When people are deciding the appropriate punishment for a crime, they’re most interested in ensuring that the perpetrator gets the payback they deserve. They’re less interested in practical issues relating to whether the perpetrator needs to be locked up to protect the public, or in how much of a deterrent to other potential criminals the punishment will be.
Kevin Carlsmith at Colgate University asked 42 students to imagine they were responsible for deciding the punishment to be given to a criminal. To help them come to a decision, they had five chances to choose different categories of information about the criminal and the crime.
They could select information relevant to issues of retribution (e.g. how much harm the criminal caused; how much intent they had), incarceration (e.g. how likely the criminal was to offend again), or deterrent (e.g. how much publicity the crime attracted).

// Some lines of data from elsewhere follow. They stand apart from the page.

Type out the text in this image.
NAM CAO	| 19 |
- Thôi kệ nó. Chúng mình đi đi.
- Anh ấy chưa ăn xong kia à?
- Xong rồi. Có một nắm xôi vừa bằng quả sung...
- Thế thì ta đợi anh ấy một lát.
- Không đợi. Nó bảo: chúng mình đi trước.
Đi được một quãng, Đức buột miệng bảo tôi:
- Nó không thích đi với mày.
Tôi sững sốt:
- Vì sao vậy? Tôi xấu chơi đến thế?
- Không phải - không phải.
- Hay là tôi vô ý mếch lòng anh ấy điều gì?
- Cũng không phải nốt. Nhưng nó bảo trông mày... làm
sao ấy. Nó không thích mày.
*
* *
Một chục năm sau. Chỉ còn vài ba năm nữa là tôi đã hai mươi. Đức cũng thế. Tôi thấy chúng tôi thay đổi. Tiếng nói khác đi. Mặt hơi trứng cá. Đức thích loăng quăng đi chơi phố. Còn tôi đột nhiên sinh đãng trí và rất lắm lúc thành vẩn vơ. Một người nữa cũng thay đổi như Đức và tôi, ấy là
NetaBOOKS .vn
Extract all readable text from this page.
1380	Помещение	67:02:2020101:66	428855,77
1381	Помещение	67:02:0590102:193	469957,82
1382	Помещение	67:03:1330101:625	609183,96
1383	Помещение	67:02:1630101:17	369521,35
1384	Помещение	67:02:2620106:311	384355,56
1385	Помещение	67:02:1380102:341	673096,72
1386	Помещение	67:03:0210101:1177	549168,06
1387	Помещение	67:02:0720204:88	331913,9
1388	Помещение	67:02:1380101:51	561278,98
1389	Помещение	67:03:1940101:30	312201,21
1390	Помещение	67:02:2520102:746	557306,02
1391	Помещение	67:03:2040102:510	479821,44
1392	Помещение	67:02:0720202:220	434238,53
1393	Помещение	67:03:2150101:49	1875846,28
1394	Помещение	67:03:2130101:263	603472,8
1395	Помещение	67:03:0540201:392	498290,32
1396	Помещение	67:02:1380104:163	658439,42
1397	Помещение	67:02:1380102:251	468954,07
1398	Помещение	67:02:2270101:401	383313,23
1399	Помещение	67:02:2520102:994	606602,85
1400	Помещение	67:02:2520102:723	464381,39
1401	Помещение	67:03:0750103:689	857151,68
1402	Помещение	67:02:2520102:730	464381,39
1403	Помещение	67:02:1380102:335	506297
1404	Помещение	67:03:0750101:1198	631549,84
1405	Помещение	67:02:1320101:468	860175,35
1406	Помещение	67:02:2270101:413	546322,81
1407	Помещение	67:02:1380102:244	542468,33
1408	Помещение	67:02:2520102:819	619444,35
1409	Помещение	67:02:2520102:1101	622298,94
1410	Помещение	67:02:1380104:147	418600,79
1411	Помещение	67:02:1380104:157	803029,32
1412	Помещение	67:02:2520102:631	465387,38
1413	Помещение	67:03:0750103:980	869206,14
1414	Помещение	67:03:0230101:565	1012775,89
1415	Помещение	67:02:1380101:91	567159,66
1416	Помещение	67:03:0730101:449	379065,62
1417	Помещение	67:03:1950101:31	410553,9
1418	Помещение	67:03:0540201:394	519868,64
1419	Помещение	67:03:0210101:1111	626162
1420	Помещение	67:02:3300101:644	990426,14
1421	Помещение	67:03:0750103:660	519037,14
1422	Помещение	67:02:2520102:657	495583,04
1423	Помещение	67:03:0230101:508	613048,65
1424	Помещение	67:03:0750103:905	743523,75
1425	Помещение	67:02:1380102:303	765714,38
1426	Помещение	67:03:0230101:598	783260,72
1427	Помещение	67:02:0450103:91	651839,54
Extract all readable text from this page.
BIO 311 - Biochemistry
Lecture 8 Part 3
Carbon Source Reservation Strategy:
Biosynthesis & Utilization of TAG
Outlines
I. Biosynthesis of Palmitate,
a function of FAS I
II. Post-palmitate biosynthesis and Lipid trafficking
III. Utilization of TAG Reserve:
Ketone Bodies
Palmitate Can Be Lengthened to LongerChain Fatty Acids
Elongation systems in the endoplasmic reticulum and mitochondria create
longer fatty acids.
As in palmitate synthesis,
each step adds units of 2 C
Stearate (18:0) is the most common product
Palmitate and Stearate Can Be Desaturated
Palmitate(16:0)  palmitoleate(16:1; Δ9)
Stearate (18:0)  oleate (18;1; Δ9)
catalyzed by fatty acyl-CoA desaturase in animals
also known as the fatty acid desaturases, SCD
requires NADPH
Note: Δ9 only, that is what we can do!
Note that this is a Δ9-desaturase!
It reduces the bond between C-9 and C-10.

Carlsmith found the students were more likely to choose information pertinent to retribution first, and that choosing such information led them to be more confident in their sentencing decision. In a further experiment, students were allocated a random selection of information to help them make their sentencing decision – in this case, those students given information pertinent to retribution tended to be more confident in their punishment decision than the other students.
“Although people say they value utilitarian goals, when it comes to actually seeking information and assigning sentences, their behaviour reveals that they care most about retribution”, Carlsmith concluded.
Carlsmith, K.M. (2006). The roles of retribution and utility in determining punishment. Journal of Experimental Social Psychology, 42, 437-451.